1ère partie : Euthanasie et société

2ème partie : Dignité de la vie humaine

Un rapide survol des arguments présentés par M. Comte-Sponville, nous montre qu’il se situe à un tout autre niveau et que sa pensée profondément imprégnée par un certain libertarisme excessif du monde actuel ne considère pas l’homme en vérité, mais seulement son rapport au monde.

Premier argument :

Celui pour lequel il faut une loi, c’est l’idéal républicain. On ne peut pas accepter qu’une loi soit régulièrement et publiquement violée sans sanction. A chaque fois qu’un médecin, des dizaines de médecins aujourd’hui disent « j’ai pratiqué l’euthanasie, je pratique l’euthanasie, je vais continuer », aucun n’est sanctionné. C’est un mauvais coup contre la République, contre la démocratie, contre l’éducation de nos enfants. Il faut, soit sanctionner ces médecins, soit changer la loi. Je propose qu’on change la loi.

Donc la République repose sur le principe législatif suivant : commettre en nombre des actes illégaux jusqu’à ce qu’ils deviennent légaux ? Donc la république est un socle mouvant sur lequel rien de stable ne peut se fonder ? Voilà de quoi donner du grain à moudre pour les antirépublicains et vider de toute substance les fondements du droit.

Deuxième argument :

L’euthanasie existe de fait et elle est très loin d’être exceptionnelle. Je rappelle les chiffres donnés par le professeur François Lemaire qui dirige le service de réanimation de l’hôpital Henri Mondor : sur 50 % des décès dans les services de réanimation, 50 % relèvent de l’euthanasie passive, et 10 % du total relèvent de l’euthanasie active, à savoir d’injections avec intentionnalité de décès.

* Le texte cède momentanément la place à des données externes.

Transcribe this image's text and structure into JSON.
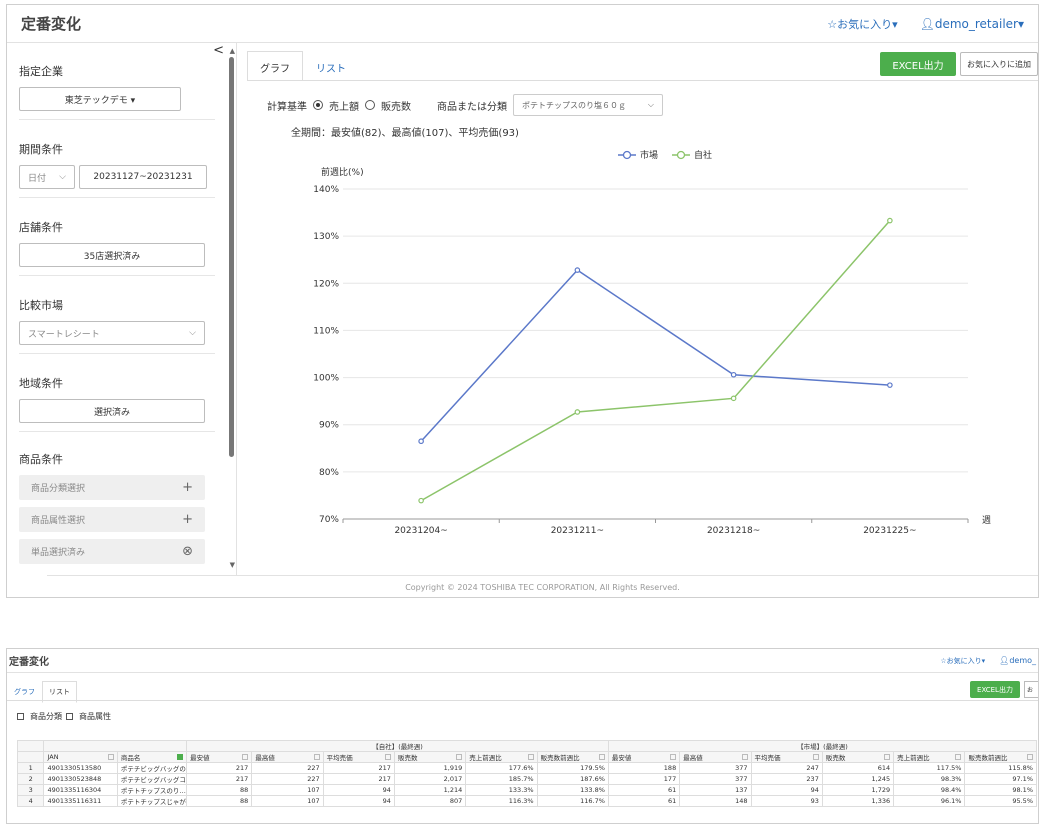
{
  "screen1": {
    "header": {
      "title": "定番変化",
      "favorites": "☆お気に入り▾",
      "user": "demo_retailer▾"
    },
    "sidebar": {
      "collapse_icon": "chevron-left-icon",
      "company": {
        "label": "指定企業",
        "value": "東芝テックデモ ▾"
      },
      "period": {
        "label": "期間条件",
        "type": "日付",
        "range": "20231127~20231231"
      },
      "store": {
        "label": "店舗条件",
        "value": "35店選択済み"
      },
      "market": {
        "label": "比較市場",
        "value": "スマートレシート"
      },
      "region": {
        "label": "地域条件",
        "value": "選択済み"
      },
      "product": {
        "label": "商品条件",
        "items": [
          {
            "label": "商品分類選択",
            "icon": "+"
          },
          {
            "label": "商品属性選択",
            "icon": "+"
          },
          {
            "label": "単品選択済み",
            "icon": "⊗"
          }
        ]
      }
    },
    "tabs": [
      "グラフ",
      "リスト"
    ],
    "excel_button": "EXCEL出力",
    "fav_button": "お気に入りに追加",
    "calc": {
      "label": "計算基準",
      "option1": "売上額",
      "option2": "販売数",
      "product_label": "商品または分類",
      "product_value": "ポテトチップスのり塩６０ｇ"
    },
    "summary": "全期間：最安値(82)、最高値(107)、平均売価(93)",
    "footer": "Copyright © 2024 TOSHIBA TEC CORPORATION, All Rights Reserved."
  },
  "chart_data": {
    "type": "line",
    "categories": [
      "20231204~",
      "20231211~",
      "20231218~",
      "20231225~"
    ],
    "series": [
      {
        "name": "市場",
        "color": "#5b78c9",
        "values": [
          86.5,
          122.8,
          100.6,
          98.4
        ]
      },
      {
        "name": "自社",
        "color": "#8cc46a",
        "values": [
          73.9,
          92.7,
          95.6,
          133.3
        ]
      }
    ],
    "ylabel": "前週比(%)",
    "xlabel": "週",
    "ylim": [
      70,
      140
    ],
    "yticks": [
      "70%",
      "80%",
      "90%",
      "100%",
      "110%",
      "120%",
      "130%",
      "140%"
    ],
    "grid": true,
    "legend": "top-center"
  },
  "screen2": {
    "header": {
      "title": "定番変化",
      "favorites": "☆お気に入り▾",
      "user": "demo_"
    },
    "tabs": [
      "グラフ",
      "リスト"
    ],
    "excel_button": "EXCEL出力",
    "fav_button": "お",
    "checks": [
      "商品分類",
      "商品属性"
    ],
    "group_own": "【自社】(最終週)",
    "group_market": "【市場】(最終週)",
    "columns": [
      "JAN",
      "商品名",
      "最安値",
      "最高値",
      "平均売価",
      "販売数",
      "売上前週比",
      "販売数前週比",
      "最安値",
      "最高値",
      "平均売価",
      "販売数",
      "売上前週比",
      "販売数前週比"
    ],
    "rows": [
      [
        "1",
        "4901330513580",
        "ポテチビッグバッグの…",
        "217",
        "227",
        "217",
        "1,919",
        "177.6%",
        "179.5%",
        "188",
        "377",
        "247",
        "614",
        "117.5%",
        "115.8%"
      ],
      [
        "2",
        "4901330523848",
        "ポテチビッグバッグコ…",
        "217",
        "227",
        "217",
        "2,017",
        "185.7%",
        "187.6%",
        "177",
        "377",
        "237",
        "1,245",
        "98.3%",
        "97.1%"
      ],
      [
        "3",
        "4901335116304",
        "ポテトチップスのり…",
        "88",
        "107",
        "94",
        "1,214",
        "133.3%",
        "133.8%",
        "61",
        "137",
        "94",
        "1,729",
        "98.4%",
        "98.1%"
      ],
      [
        "4",
        "4901335116311",
        "ポテトチップスじゃが…",
        "88",
        "107",
        "94",
        "807",
        "116.3%",
        "116.7%",
        "61",
        "148",
        "93",
        "1,336",
        "96.1%",
        "95.5%"
      ]
    ]
  }
}
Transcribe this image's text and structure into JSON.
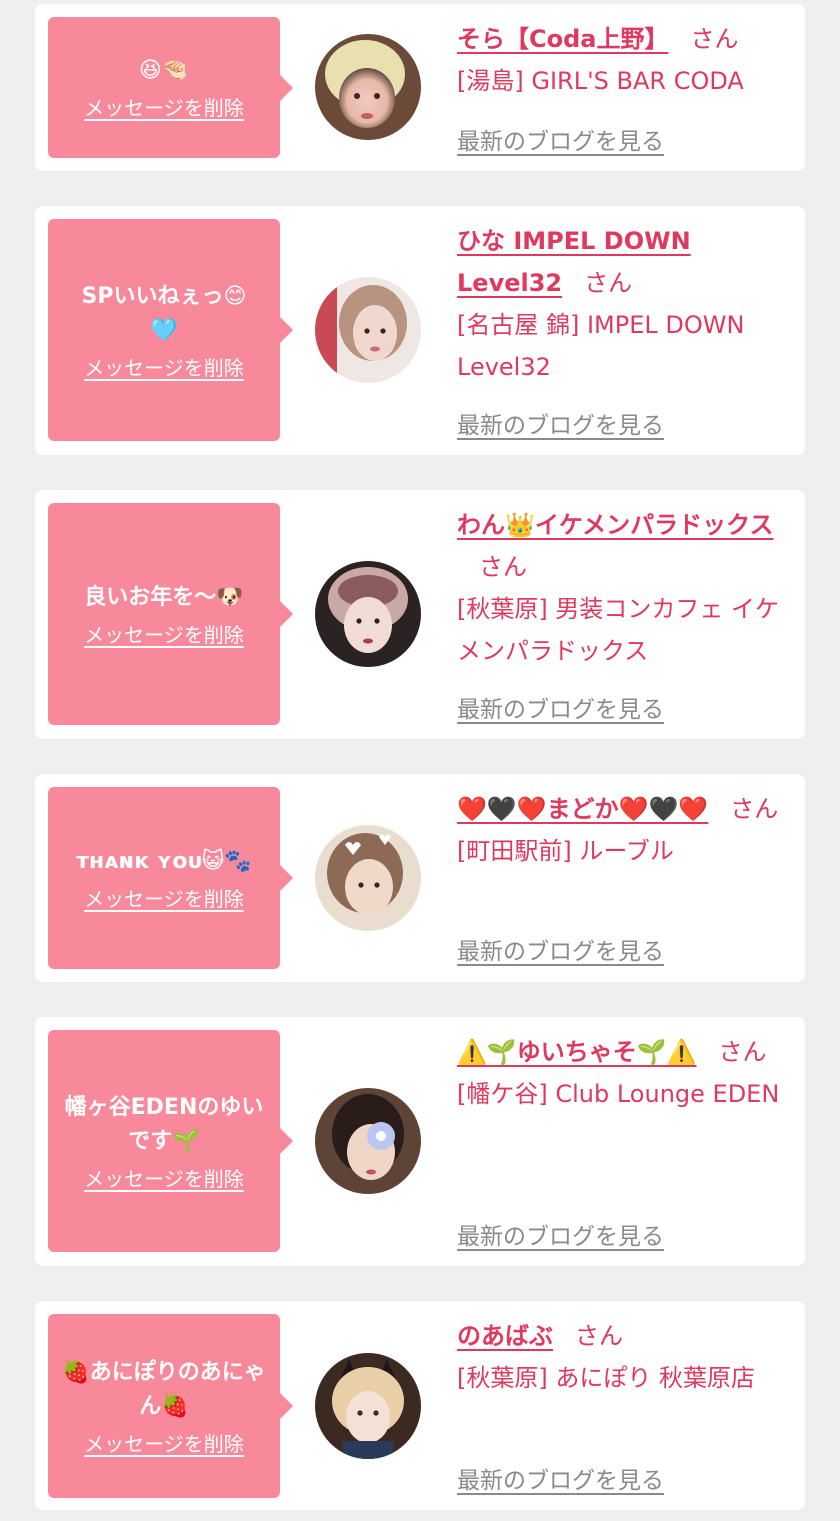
{
  "common": {
    "delete_label": "メッセージを削除",
    "honorific": "さん",
    "blog_label": "最新のブログを見る"
  },
  "colors": {
    "background": "#efefef",
    "card": "#ffffff",
    "bubble": "#f7899b",
    "accent": "#e0395f",
    "muted_link": "#8a8a8a"
  },
  "messages": [
    {
      "bubble_text": "😆🤏🏻",
      "name": "そら【Coda上野】",
      "shop": "[湯島] GIRL'S BAR CODA",
      "avatar_icon": "avatar-photo-blonde"
    },
    {
      "bubble_text": "SPいいねぇっ😊\n🩵",
      "name": "ひな IMPEL DOWN Level32",
      "shop": "[名古屋 錦] IMPEL DOWN Level32",
      "avatar_icon": "avatar-photo-light-brown"
    },
    {
      "bubble_text": "良いお年を〜🐶",
      "name": "わん👑イケメンパラドックス",
      "shop": "[秋葉原] 男装コンカフェ イケメンパラドックス",
      "avatar_icon": "avatar-photo-ash-hair"
    },
    {
      "bubble_text": "ᴛʜᴀɴᴋ ʏᴏᴜ😺🐾",
      "name": "❤️🖤❤️まどか❤️🖤❤️",
      "shop": "[町田駅前] ルーブル",
      "avatar_icon": "avatar-photo-hearts"
    },
    {
      "bubble_text": "幡ヶ谷EDENのゆいです🌱",
      "name": "⚠️🌱ゆいちゃそ🌱⚠️",
      "shop": "[幡ケ谷] Club Lounge EDEN",
      "avatar_icon": "avatar-photo-flower"
    },
    {
      "bubble_text": "🍓あにぽりのあにゃん🍓",
      "name": "のあばぶ",
      "shop": "[秋葉原] あにぽり 秋葉原店",
      "avatar_icon": "avatar-photo-catears"
    }
  ]
}
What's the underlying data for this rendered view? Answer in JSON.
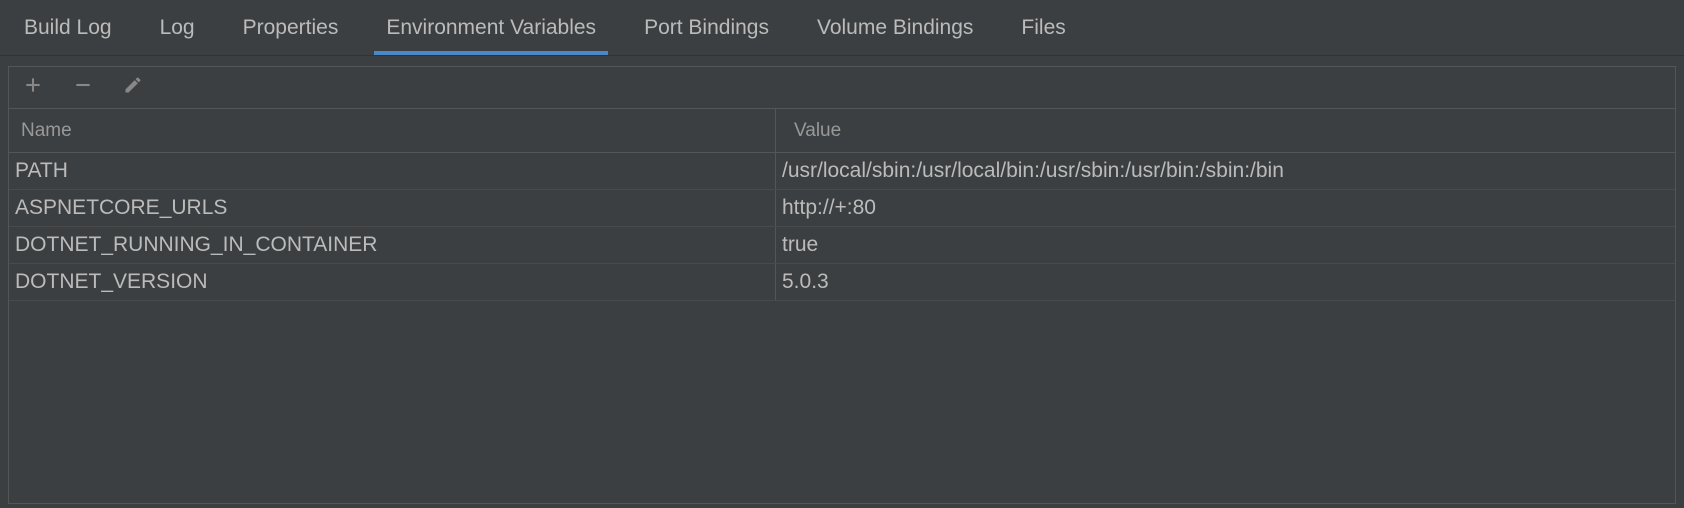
{
  "tabs": [
    {
      "label": "Build Log"
    },
    {
      "label": "Log"
    },
    {
      "label": "Properties"
    },
    {
      "label": "Environment Variables"
    },
    {
      "label": "Port Bindings"
    },
    {
      "label": "Volume Bindings"
    },
    {
      "label": "Files"
    }
  ],
  "table": {
    "columns": {
      "name": "Name",
      "value": "Value"
    },
    "rows": [
      {
        "name": "PATH",
        "value": "/usr/local/sbin:/usr/local/bin:/usr/sbin:/usr/bin:/sbin:/bin"
      },
      {
        "name": "ASPNETCORE_URLS",
        "value": "http://+:80"
      },
      {
        "name": "DOTNET_RUNNING_IN_CONTAINER",
        "value": "true"
      },
      {
        "name": "DOTNET_VERSION",
        "value": "5.0.3"
      }
    ]
  }
}
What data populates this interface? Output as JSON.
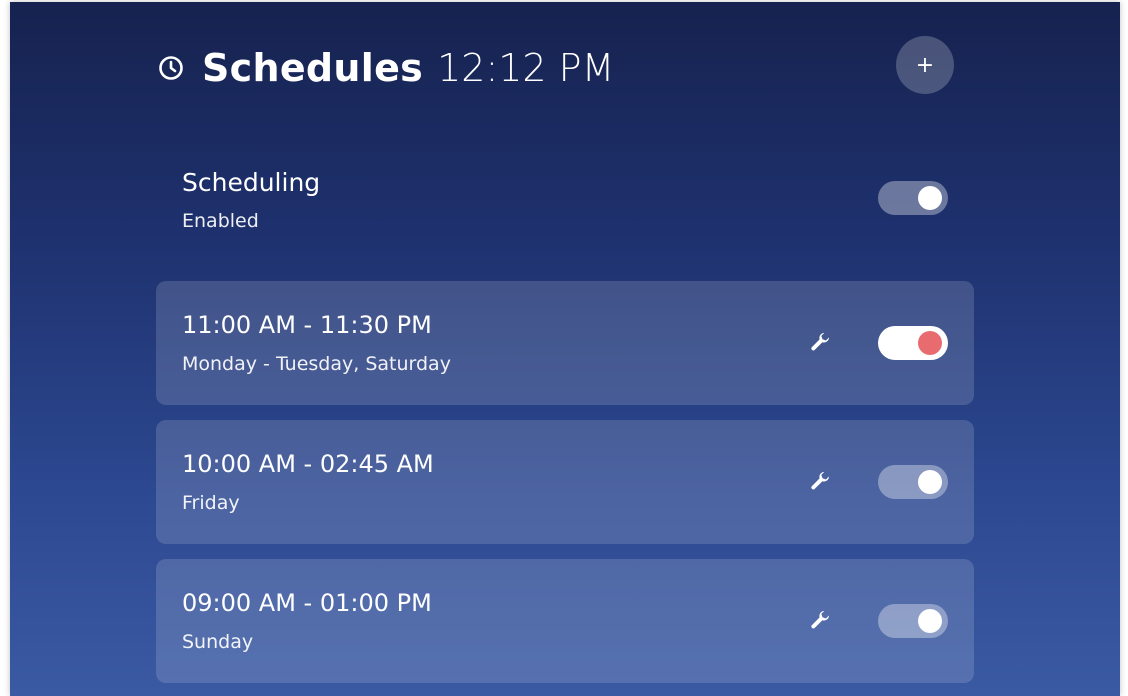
{
  "header": {
    "icon": "clock-icon",
    "title": "Schedules",
    "time": "12:12 PM",
    "add_label": "+"
  },
  "scheduling": {
    "title": "Scheduling",
    "status": "Enabled",
    "toggle_on": false
  },
  "schedules": [
    {
      "time_range": "11:00 AM - 11:30 PM",
      "days": "Monday - Tuesday, Saturday",
      "toggle_on": true,
      "edit_icon": "wrench-icon"
    },
    {
      "time_range": "10:00 AM - 02:45 AM",
      "days": "Friday",
      "toggle_on": false,
      "edit_icon": "wrench-icon"
    },
    {
      "time_range": "09:00 AM - 01:00 PM",
      "days": "Sunday",
      "toggle_on": false,
      "edit_icon": "wrench-icon"
    }
  ],
  "colors": {
    "accent_knob": "#e86b6f",
    "background_top": "#16224f",
    "background_bottom": "#3b5aa4"
  }
}
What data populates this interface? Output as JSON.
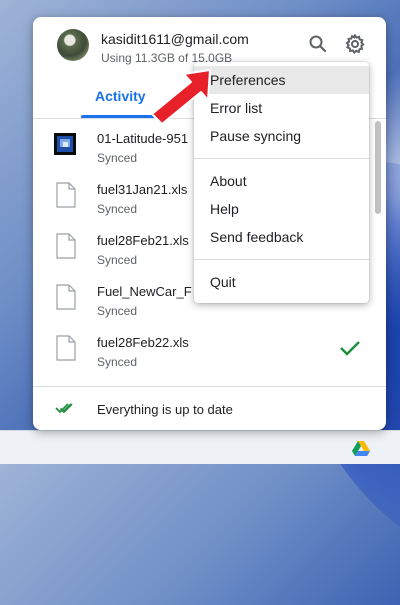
{
  "account": {
    "email": "kasidit1611@gmail.com",
    "usage": "Using 11.3GB of 15.0GB"
  },
  "header": {
    "search_icon": "search-icon",
    "settings_icon": "gear-icon"
  },
  "tabs": [
    {
      "label": "Activity",
      "active": true
    }
  ],
  "files": [
    {
      "name": "01-Latitude-951",
      "status": "Synced",
      "type": "image",
      "synced_check": false
    },
    {
      "name": "fuel31Jan21.xls",
      "status": "Synced",
      "type": "document",
      "synced_check": false
    },
    {
      "name": "fuel28Feb21.xls",
      "status": "Synced",
      "type": "document",
      "synced_check": false
    },
    {
      "name": "Fuel_NewCar_F",
      "status": "Synced",
      "type": "document",
      "synced_check": false
    },
    {
      "name": "fuel28Feb22.xls",
      "status": "Synced",
      "type": "document",
      "synced_check": true
    }
  ],
  "footer": {
    "status": "Everything is up to date"
  },
  "menu": {
    "items_group1": [
      "Preferences",
      "Error list",
      "Pause syncing"
    ],
    "items_group2": [
      "About",
      "Help",
      "Send feedback"
    ],
    "items_group3": [
      "Quit"
    ],
    "highlighted": "Preferences"
  },
  "colors": {
    "accent": "#1a73e8",
    "check": "#1e8e3e",
    "arrow": "#e8202a"
  }
}
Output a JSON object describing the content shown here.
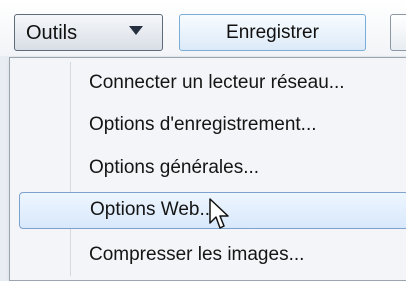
{
  "toolbar": {
    "tools_label": "Outils",
    "dropdown_icon": "chevron-down",
    "save_label": "Enregistrer"
  },
  "menu": {
    "items": [
      {
        "label": "Connecter un lecteur réseau..."
      },
      {
        "label": "Options d'enregistrement..."
      },
      {
        "label": "Options générales..."
      },
      {
        "label": "Options Web..."
      },
      {
        "label": "Compresser les images..."
      }
    ],
    "highlighted_index": 3
  },
  "colors": {
    "background": "#e8edf3",
    "menu_background": "#f4f5f8",
    "menu_border": "#9ca4ae",
    "highlight_fill": "#d8e8fb",
    "highlight_border": "#7da2ce",
    "save_border": "#78aed7"
  },
  "cursor": {
    "icon": "mouse-pointer-icon"
  }
}
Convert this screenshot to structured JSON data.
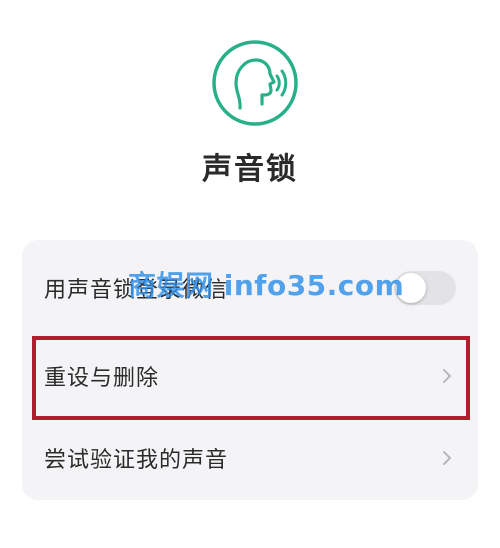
{
  "header": {
    "icon": "voice-profile-icon",
    "title": "声音锁"
  },
  "settings": {
    "items": [
      {
        "label": "用声音锁登录微信",
        "control": "toggle",
        "toggle_on": false
      },
      {
        "label": "重设与删除",
        "control": "chevron-right-icon"
      },
      {
        "label": "尝试验证我的声音",
        "control": "chevron-right-icon"
      }
    ]
  },
  "overlay": {
    "watermark_text": "商娱网 info35.com",
    "highlight_color": "#b01e2e",
    "watermark_color": "#2e8fea"
  },
  "colors": {
    "accent_green": "#27b089",
    "card_background": "#f4f4f6"
  }
}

C’est considérable, 10% ! Autrement dit, quand bien même l’euthanasie resterait une exception pour la très grande majorité des médecins, à l’échelle de la société ce n’est plus une exception. Dès lors, on ne peut plus accepter de laisser cette question dans le silence de la loi.

La loi n’est pas silencieuse. Se donner la mort est un suicide, donner la mort est un meurtre. Il suffit d’appliquer la loi pour pallier à ce second argument. Un tel argument est donc irrecevable. La république a déjà légiféré. Avec de tels argumentaires, nous pouvons nous poser la question suivante, le nombre d’actes pédophiles débouchera-t-il un jour sur une légalisation de l’exception ?

Troisième argument :

Faire une loi sur l’euthanasie est la seule façon de la contrôler réellement et de combattre d’éventuelles et déjà réelles dérives. On ne dira jamais assez qu’il y a dans nos pays des services où l’on pratique l’acharnement thérapeutique, c’est vrai, mais aussi d’autres services où l’on pratique l’euthanasie à la sauvette et de manière abusive. On m’a rapporté un nombre énorme de cas de patients conscients, euthanasiés sans qu’on leur demande leur avis. Ce n’est pas de l’euthanasie, c’est un assassinat ! La seule façon de contrôler l’euthanasie, c’est qu’il y ait une loi : dès lors que l’euthanasie est censée ne pas exister aucun contrôle n’est possible. Comment voulez-vous contrôler le néant ? Reconnaissons que l’euthanasie existe, légiférons justement pour combattre le risque de dérive et pour instaurer un certain nombre de contrôles en amont et en aval. De ce point de vue, les exemples des Pays-Bas et de la Belgique sont tout à fait intéressants.

Il s’agit encore de légiférer sur l’exception ce qui nous renvoie au point précédent. La réponse à cet argument semble bien au contraire dans l’organisation des contrôles, par une éthique et une véritable application de la loi. Le problème que soulève M. Comte-Sponville est finalement un simple problème judiciaire. Il conviendrait donc plutôt d’organiser une action pour l’application scrupuleuse de la loi.

Quatrième argument :

Le plus désagréable, le plus glauque, mais enfin il faut bien en parler aussi. C’est le coût économique de l’acharnement thérapeutique. Un médecin me disait que la moitié de ce que dans notre existence, nous allons coûter à la Sécurité sociale, nous le lui coûterons dans les six derniers mois de notre vie. Quand c’est pour six mois de bonheur, ou simplement de bien-être relatif, ceci vaut largement le coût. Quand c’est pour six mois d’agonie pour quelqu’un qui, au contraire, supplie qu’on l’aide à mourir, je trouve que c’est payer un peu cher ces six mois de malheur et d’esclavage.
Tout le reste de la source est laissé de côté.